Клац-клац, кровавый померанец, народ Израиля жив.
– Бума, я почесал.
– Всего хорошего, всего. Деточка ты моя.
– Я все собирался у тебя спросить, но забываю…
– Ну. Что тебе хочется у меня спросить?
– Почему «Риволи»?
– Что значит почему «Риволи»? Почему «Риволи»? Жену мою звали Рива, потому «Риволи».
Я едва не спросил – а где ж она теперь, Бума? – но в это мгновение меня прихватил до того острый пароксизм спазматической кишечной скуки, отчаянного, чесоточного неинтереса к любому ответу на любой вопрос, что все мое скрутилось в жгут, отмахнулось – и, корчась и шаркая, пошло сквозь улицу имени Основного Фонда, наискось по Генеральской – на центральную Станцию.
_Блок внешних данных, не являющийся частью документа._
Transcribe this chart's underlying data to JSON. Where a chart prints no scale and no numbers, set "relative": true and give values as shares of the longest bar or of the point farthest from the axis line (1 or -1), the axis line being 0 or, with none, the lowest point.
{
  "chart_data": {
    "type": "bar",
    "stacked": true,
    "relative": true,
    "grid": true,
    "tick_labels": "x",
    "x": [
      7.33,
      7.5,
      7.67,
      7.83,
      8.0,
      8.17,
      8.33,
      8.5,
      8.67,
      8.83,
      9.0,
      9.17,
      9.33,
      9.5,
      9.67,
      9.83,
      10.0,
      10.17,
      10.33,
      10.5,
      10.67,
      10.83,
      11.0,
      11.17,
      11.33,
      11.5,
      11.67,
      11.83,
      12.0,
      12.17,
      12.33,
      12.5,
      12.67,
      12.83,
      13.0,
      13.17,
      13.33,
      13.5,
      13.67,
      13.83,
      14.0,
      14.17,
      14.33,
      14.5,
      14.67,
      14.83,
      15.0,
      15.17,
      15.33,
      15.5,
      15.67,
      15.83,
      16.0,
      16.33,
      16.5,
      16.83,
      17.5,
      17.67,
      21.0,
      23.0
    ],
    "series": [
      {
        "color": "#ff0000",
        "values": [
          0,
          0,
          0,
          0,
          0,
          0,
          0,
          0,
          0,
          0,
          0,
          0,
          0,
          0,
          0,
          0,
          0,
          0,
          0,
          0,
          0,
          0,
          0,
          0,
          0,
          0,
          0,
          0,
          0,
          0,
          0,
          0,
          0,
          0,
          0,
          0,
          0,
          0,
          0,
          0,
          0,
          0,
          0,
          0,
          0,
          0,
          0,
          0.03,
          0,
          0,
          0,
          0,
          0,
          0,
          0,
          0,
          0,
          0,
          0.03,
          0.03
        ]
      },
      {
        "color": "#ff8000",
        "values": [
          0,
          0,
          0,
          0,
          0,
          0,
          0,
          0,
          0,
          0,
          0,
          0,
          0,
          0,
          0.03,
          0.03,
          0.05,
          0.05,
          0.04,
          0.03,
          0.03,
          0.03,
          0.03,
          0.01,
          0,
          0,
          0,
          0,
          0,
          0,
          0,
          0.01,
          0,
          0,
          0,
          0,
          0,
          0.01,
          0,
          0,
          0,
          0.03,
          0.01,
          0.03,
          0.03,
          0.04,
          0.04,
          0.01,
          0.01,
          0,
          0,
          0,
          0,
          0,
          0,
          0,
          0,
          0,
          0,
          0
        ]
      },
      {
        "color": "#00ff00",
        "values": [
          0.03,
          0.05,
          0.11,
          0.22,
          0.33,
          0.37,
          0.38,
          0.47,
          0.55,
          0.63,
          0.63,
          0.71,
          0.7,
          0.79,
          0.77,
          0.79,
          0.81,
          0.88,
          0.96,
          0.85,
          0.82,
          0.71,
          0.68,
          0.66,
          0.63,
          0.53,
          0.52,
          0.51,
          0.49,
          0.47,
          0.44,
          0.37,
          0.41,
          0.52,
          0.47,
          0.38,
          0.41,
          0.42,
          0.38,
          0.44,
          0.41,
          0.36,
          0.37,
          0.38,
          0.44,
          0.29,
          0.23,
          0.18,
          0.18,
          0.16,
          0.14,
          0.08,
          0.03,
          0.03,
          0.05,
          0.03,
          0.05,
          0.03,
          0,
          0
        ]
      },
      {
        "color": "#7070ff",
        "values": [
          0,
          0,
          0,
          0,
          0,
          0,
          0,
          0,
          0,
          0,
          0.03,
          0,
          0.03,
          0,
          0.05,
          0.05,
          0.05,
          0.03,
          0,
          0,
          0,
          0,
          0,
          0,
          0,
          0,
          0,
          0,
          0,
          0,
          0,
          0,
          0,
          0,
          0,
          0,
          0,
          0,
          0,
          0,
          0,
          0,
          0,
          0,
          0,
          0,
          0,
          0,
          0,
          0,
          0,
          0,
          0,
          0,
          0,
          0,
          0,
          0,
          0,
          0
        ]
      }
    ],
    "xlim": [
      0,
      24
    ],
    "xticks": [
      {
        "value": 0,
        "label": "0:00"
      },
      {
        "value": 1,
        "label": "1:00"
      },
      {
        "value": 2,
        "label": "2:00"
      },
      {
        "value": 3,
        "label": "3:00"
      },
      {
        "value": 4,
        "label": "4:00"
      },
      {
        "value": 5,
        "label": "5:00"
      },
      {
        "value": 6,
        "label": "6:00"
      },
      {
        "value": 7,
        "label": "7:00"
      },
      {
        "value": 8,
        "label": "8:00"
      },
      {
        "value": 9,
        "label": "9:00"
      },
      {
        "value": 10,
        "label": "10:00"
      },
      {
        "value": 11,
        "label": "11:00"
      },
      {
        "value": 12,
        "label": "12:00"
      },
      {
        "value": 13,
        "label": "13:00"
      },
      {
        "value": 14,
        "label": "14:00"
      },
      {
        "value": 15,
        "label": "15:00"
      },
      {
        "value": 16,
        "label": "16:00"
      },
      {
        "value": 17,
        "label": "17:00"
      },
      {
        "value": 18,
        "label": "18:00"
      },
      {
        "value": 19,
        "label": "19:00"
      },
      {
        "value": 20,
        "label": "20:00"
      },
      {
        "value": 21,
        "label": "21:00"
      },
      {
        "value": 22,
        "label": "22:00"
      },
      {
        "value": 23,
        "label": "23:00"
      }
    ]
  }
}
Все там было закрыто, вся тысяча харчевен молчала за железными ставнями, захлестнутыми на диагональные щеколды, – и лишь соковыжимальная «Чико» сверкала огнем, и в дверях ее, в обрамлении памплимусов, стоял сам Чико в черных очках и белом пиджаке.
28
Боязнь пред бабой – как бы чрезмерная смелость. Посмотрите, как великолепно он движется – предмет: сигара, папироса любого сорта, какая-нибудь, черт ее знает, сигара. Смешнее всего трубка – с ней, с трубкой, выделывают!.. Посмотрите, как взрывается спичка, как звякает зажигалка. Возможны неудачи: первая спичка ломается, вторая гасится собственным вашим всхлипом, третья – дает прикурить, но с самого краю. Еще раз! Срывается палец со шпенька зажигалки: слишком резко, слишком слабо, слишком быстро, – а сигаретный фильтр к тому времени прирос к эпидерме, мундштук трубки пустил на язык горечь.
Прикурил.
Побеждай же невидимого питона. Лаокоончик, как вы себя субъективно чувствуете? Зачем перекошены плечи, зачем вздут живот, зачем ноги попали под внутренний дождь, что чирикает в туфлях?